L’oxydation en anaérobiose du thiosulfate en tétrathionate a été récemment démontrée dans

un groupe bactérien aérobie hétérotrophe obligatoire avec Pseudomonas stutzeri. L’équipe de

recherche du Laboratoire de Microbiologie de l’IRD Marseille a récemment démontrée, pour

la première fois, l’existence d’une activité thiosulfato-réductrice anaérobie due à des micro-

organismes non sulfato-réducteurs.

A partir de quatre sols de rizières situées en France et aux Philippines, cette équipe a isolé 18

souches de bactéries thiosulfato-réductrices non sulfato-réductrices, protéolytiques, n’utilisant

pas le glucose et produisant du sulfure en présence de thiosulfate et d’hydrogène.

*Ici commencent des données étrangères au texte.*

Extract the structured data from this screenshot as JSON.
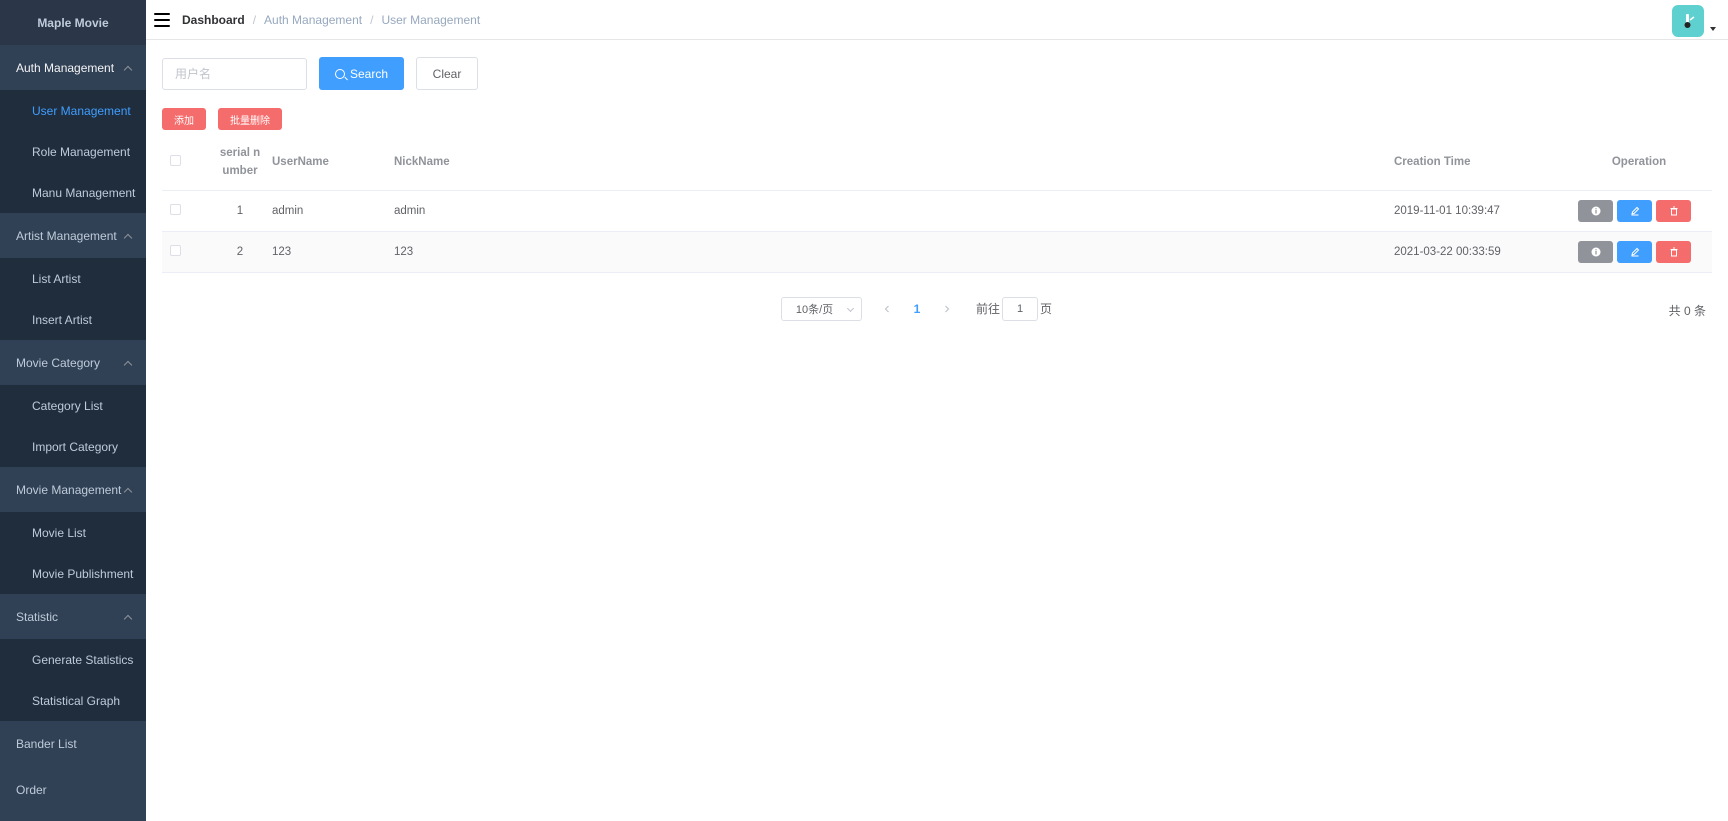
{
  "sidebar": {
    "brand": "Maple Movie",
    "groups": [
      {
        "title": "Auth Management",
        "items": [
          "User Management",
          "Role Management",
          "Manu Management"
        ]
      },
      {
        "title": "Artist Management",
        "items": [
          "List Artist",
          "Insert Artist"
        ]
      },
      {
        "title": "Movie Category",
        "items": [
          "Category List",
          "Import Category"
        ]
      },
      {
        "title": "Movie Management",
        "items": [
          "Movie List",
          "Movie Publishment"
        ]
      },
      {
        "title": "Statistic",
        "items": [
          "Generate Statistics",
          "Statistical Graph"
        ]
      }
    ],
    "solo_items": [
      "Bander List",
      "Order"
    ]
  },
  "navbar": {
    "breadcrumb": [
      "Dashboard",
      "Auth Management",
      "User Management"
    ],
    "separator": "/"
  },
  "search": {
    "placeholder": "用户名",
    "search_label": "Search",
    "clear_label": "Clear"
  },
  "actions": {
    "add_label": "添加",
    "batch_delete_label": "批量删除"
  },
  "table": {
    "headers": {
      "index": "serial n umber",
      "username": "UserName",
      "nickname": "NickName",
      "created": "Creation Time",
      "operation": "Operation"
    },
    "rows": [
      {
        "index": "1",
        "username": "admin",
        "nickname": "admin",
        "created": "2019-11-01 10:39:47"
      },
      {
        "index": "2",
        "username": "123",
        "nickname": "123",
        "created": "2021-03-22 00:33:59"
      }
    ]
  },
  "pagination": {
    "page_size": "10条/页",
    "current_page": "1",
    "goto_prefix": "前往",
    "goto_value": "1",
    "goto_suffix": "页",
    "total": "共 0 条"
  },
  "colors": {
    "sidebar_bg": "#304156",
    "submenu_bg": "#1f2d3d",
    "primary": "#409eff",
    "danger": "#f56c6c",
    "info": "#909399",
    "avatar": "#5fd0d0"
  }
}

La production de thiosulfate résulte de l’oxydation chimique du sulfite sous conditions

aérobies ou anaérobie. Il a été démontré que le thiosulfate joue un rôle intermédiaire au cours

du cycle des sulfures dans les sédiments marins . Dans les zones oxiques des sédiments, le

thiosulfate peut être oxydé par des espèces chimiolithotrophes (telle que Thiobacillus) en

acide sulfurique. L’oxydation complète ou la disproportionation du thiosulfate diminue

pendant que la réduction du thiosulfate augmente avec la profondeur des sédiments, ce qui

indique que la thiosulfato-réduction est un processus biologique significativement important

en environnement sédimentaire anoxique.( tétrathionate S4O62-, Sulfite SO3

2-)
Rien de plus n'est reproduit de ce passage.